Elle priait donc l'AFC-GE de lui attribuer un numéro de contribuable, « au nom et pour le compte du consortium étranger », afin qu’elle puisse satisfaire à ses obligations fiscales liées à l’opération immobilière en question.

8.             Par courrier du 23 juin 2022, la contribuable a demandé à l'AFC-GE d’annuler sa demande d’assujettissement limité du 18 mars 2022.

Le 8 juin 2021, elle avait été mandatée pour une mission « de conseil et d'assistance », en lien avec l'évaluation et la vente de B______ SA. Il s’agissait d’une convention d'apporteurs d'affaires fixant les modalités du mandat et la rémunération. Les intervenants à ce mandat étaient toutes des sociétés étrangères, qui avaient réalisé « les travaux » depuis l'étranger et ne s’étaient jamais rendues à Genève pour la réalisation de leur mandat.

En octobre 2021, C______ lui avait indiqué avoir présenté à B______ SA un acquéreur potentiel pour son immeuble, à savoir un fonds d'investissement basé à Zurich.

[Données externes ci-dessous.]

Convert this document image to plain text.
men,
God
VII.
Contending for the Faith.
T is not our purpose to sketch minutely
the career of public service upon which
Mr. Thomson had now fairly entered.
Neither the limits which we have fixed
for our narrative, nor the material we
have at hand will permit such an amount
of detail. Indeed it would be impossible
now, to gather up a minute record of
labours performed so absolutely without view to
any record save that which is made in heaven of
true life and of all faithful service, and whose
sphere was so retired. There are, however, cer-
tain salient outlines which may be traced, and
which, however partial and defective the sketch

C______ n'avait toutefois pas été en mesure de fournir les documents requis par l'acheteur et les négociations n'avançaient pas.

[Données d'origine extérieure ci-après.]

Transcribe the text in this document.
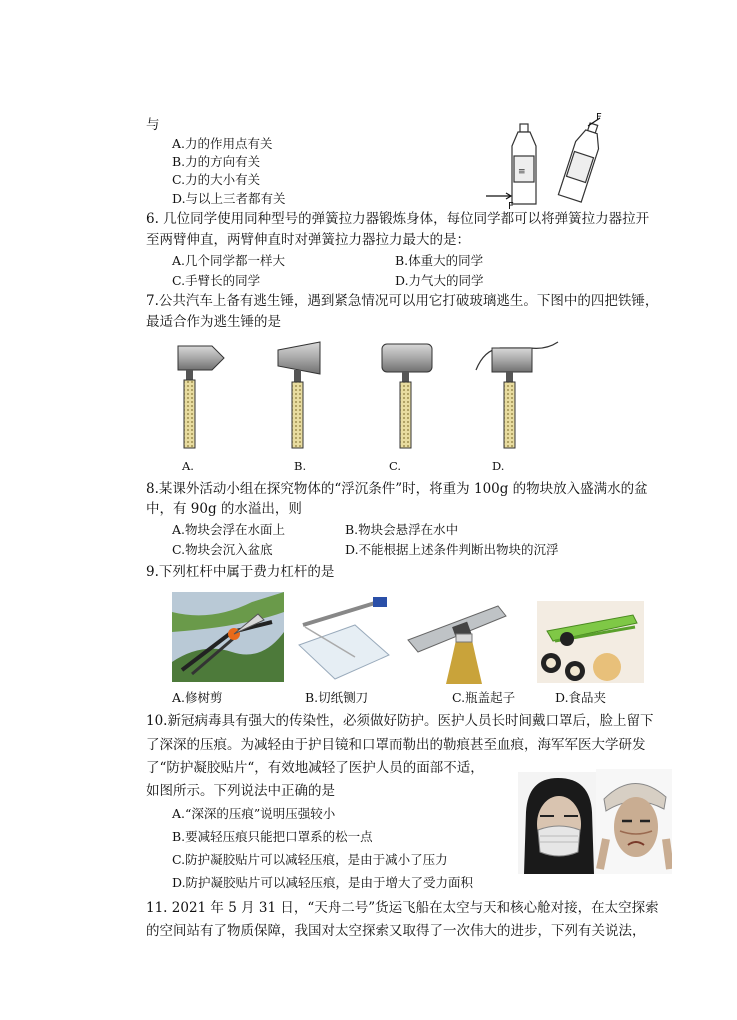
与
A.力的作用点有关
B.力的方向有关
C.力的大小有关
D.与以上三者都有关
≡
F
F
6. 几位同学使用同种型号的弹簧拉力器锻炼身体，每位同学都可以将弹簧拉力器拉开
至两臂伸直，两臂伸直时对弹簧拉力器拉力最大的是：
A.几个同学都一样大	B.体重大的同学
C.手臂长的同学	D.力气大的同学
7.公共汽车上备有逃生锤，遇到紧急情况可以用它打破玻璃逃生。下图中的四把铁锤，
最适合作为逃生锤的是
A.	B.	C.	D.
8.某课外活动小组在探究物体的“浮沉条件”时，将重为 100g 的物块放入盛满水的盆
中，有 90g 的水溢出，则
A.物块会浮在水面上	B.物块会悬浮在水中
C.物块会沉入盆底	D.不能根据上述条件判断出物块的沉浮
9.下列杠杆中属于费力杠杆的是
A.修树剪	B.切纸铡刀	C.瓶盖起子	D.食品夹
10.新冠病毒具有强大的传染性，必须做好防护。医护人员长时间戴口罩后，脸上留下
了深深的压痕。为减轻由于护目镜和口罩而勒出的勒痕甚至血痕，海军军医大学研发
了“防护凝胶贴片“，有效地减轻了医护人员的面部不适，
如图所示。下列说法中正确的是
A.“深深的压痕”说明压强较小
B.要减轻压痕只能把口罩系的松一点
C.防护凝胶贴片可以减轻压痕，是由于减小了压力
D.防护凝胶贴片可以减轻压痕，是由于增大了受力面积
11. 2021 年 5 月 31 日，“天舟二号”货运飞船在太空与天和核心舱对接，在太空探索
的空间站有了物质保障，我国对太空探索又取得了一次伟大的进步，下列有关说法，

Constatant que ces négociations avaient échoué, elle avait recontacté son client et redéfini son mandat. Ainsi, elle avait été à nouveau mandatée pour fournir des prestations de conseils, en étroite collaboration avec d'autres sociétés étrangères, avec lesquelles elle formait un consortium. La mission qui lui avait été confiée consistait à fournir tous les documents et toutes les informations utiles à la société de courtage C______ pour lui permettre de poursuivre les négociations. Les conseils et autres services, y compris les siens, avaient tous été fournis depuis l'étranger, soit depuis les sièges des sociétés du consortium (Monaco et Italie). Elle n'avait jamais été en contact direct avec l'acheteur, mais s’était limitée à fournir à C______ des conseils et de l'assistance dans la préparation de documents. Elle ne possédait pas de qualification particulière dans le secteur immobilier, et encore moins sur le marché genevois. Elle n'avait jamais reçu ni consulté l'offre d'achat présentée par l’acquéreur. Elle n'avait été informée de la signature du contrat de vente que la veille du rendez-vous chez le notaire. Dans ces conditions, elle ne pouvait être qualifiée d'intermédiaire, ni de courtière immobilière.

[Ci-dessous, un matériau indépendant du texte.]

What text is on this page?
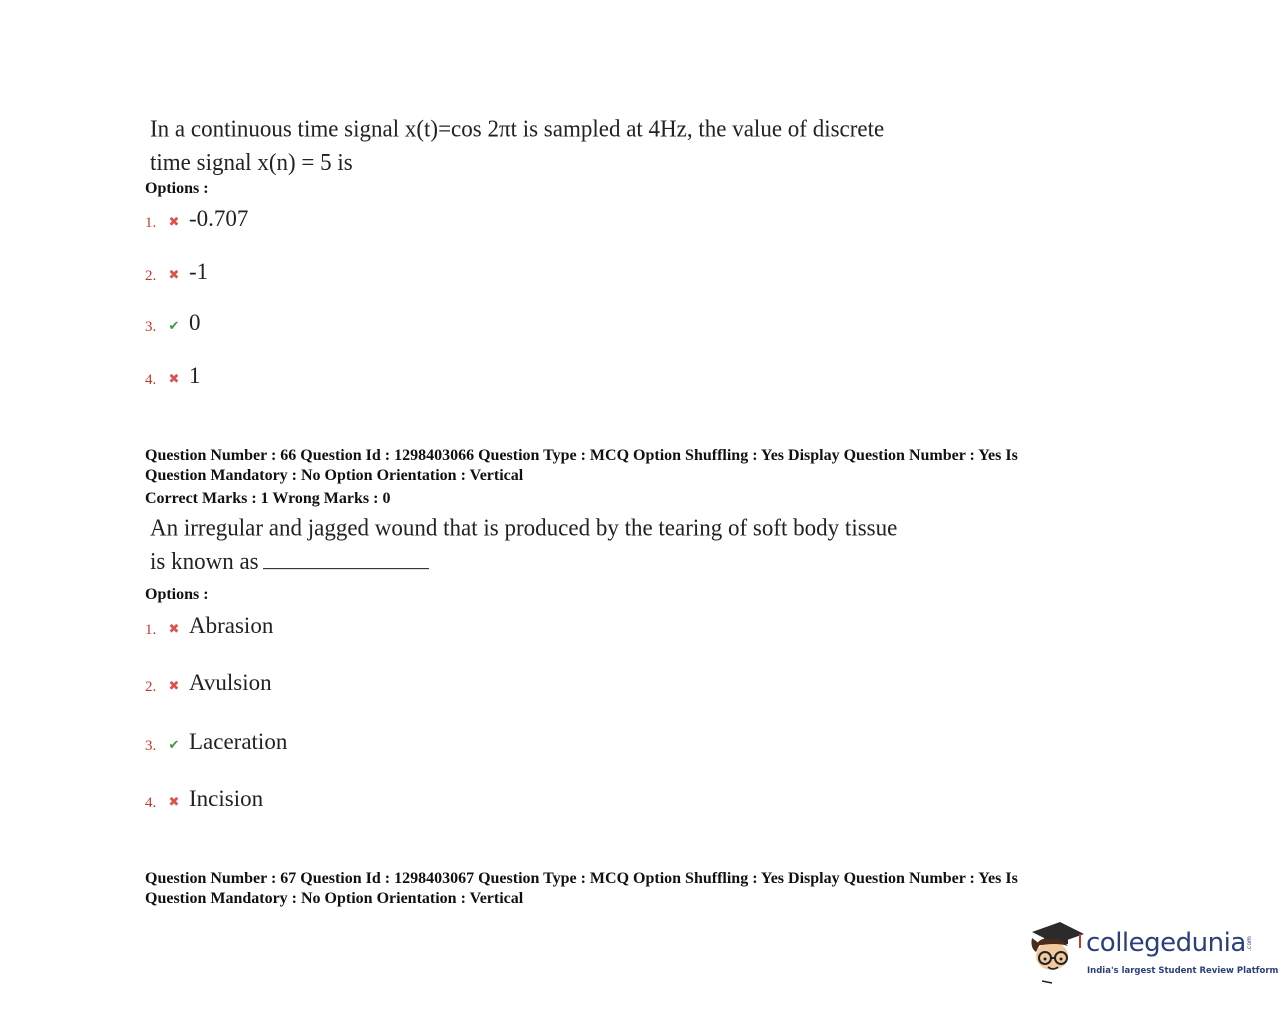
In a continuous time signal x(t)=cos 2πt is sampled at 4Hz, the value of discrete
time signal x(n) = 5 is
Options :
1. ✖ -0.707
2. ✖ -1
3. ✔ 0
4. ✖ 1
Question Number : 66 Question Id : 1298403066 Question Type : MCQ Option Shuffling : Yes Display Question Number : Yes Is
Question Mandatory : No Option Orientation : Vertical
Correct Marks : 1 Wrong Marks : 0
An irregular and jagged wound that is produced by the tearing of soft body tissue
is known as
Options :
1. ✖ Abrasion
2. ✖ Avulsion
3. ✔ Laceration
4. ✖ Incision
Question Number : 67 Question Id : 1298403067 Question Type : MCQ Option Shuffling : Yes Display Question Number : Yes Is
Question Mandatory : No Option Orientation : Vertical
collegedunia .com
India's largest Student Review Platform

Elle avait été « contrainte » de s’annoncer auprès de l'AFC-GE dans le but de percevoir ses honoraires. Or, ceux-ci devaient être imposés uniquement au lieu du siège des différentes sociétés du consortium, car il ne s'agissait pas d'une commission de courtage. Le contrat qui la liait au vendeur ne pouvait en effet pas être assimilé à un contrat de courtage, mais à un contrat de mandat. Les honoraires perçus pour la réalisation d’un contrat de mandat devaient être imposés au lieu du siège de la société.

9.             Par courrier du 27 septembre 2022, l'AFC-GE a indiqué à la contribuable que suite à son « courriel du 23 septembre 2022 », elle l’avait rayée du rôle des contribuables, dès le 1er janvier 2022.

10.         Par courrier du 12 octobre 2022, l'AFC-GE a fait savoir à la contribuable que son courrier du 27 septembre 2022 était « manifestement inexact » et qu’il devait être considéré comme « nul et non avenu ».

11.         Par décisions du 10 février 2023, statuant sur la demande de la contribuable du 18 mars 2022, l'AFC-GE a assujettie le consortium aux impôts de manière limitée.

Compte tenu du rôle actif exercé par le consortium lors de la vente de l’immeuble de B______ SA, de la nature de la rémunération obtenue et de la connexité directe entre l’activité du consortium et la concrétisation de la vente, ce dernier était intervenu à titre d’intermédiaire dans le cadre de cette opération et, en conséquence, était assujetti aux impôts de manière limitée.

12.         Le 27 mars 2023, la contribuable a formé réclamation contre ces décisions.

Si, à l’origine, elle avait reçu un mandat de courtage pour procéder à la recherche d’un acheteur, ce mandat n’avait toutefois jamais pu être exécuté. L’opération prévue n’avait pas pu se réaliser, de sorte que son rôle avait été modifié.

Le contrat de courtage initial n’avait pas pu être exécuté en tant que tel, mais avait été modifié en un contrat de mandat, avec une rémunération du type « success fee ». Son rôle était de fournir les documents nécessaires à la vente et de convaincre l’acheteur potentiel de procéder à l’acquisition envisagée, ce qui avait été fait grâce à un membre du consortium.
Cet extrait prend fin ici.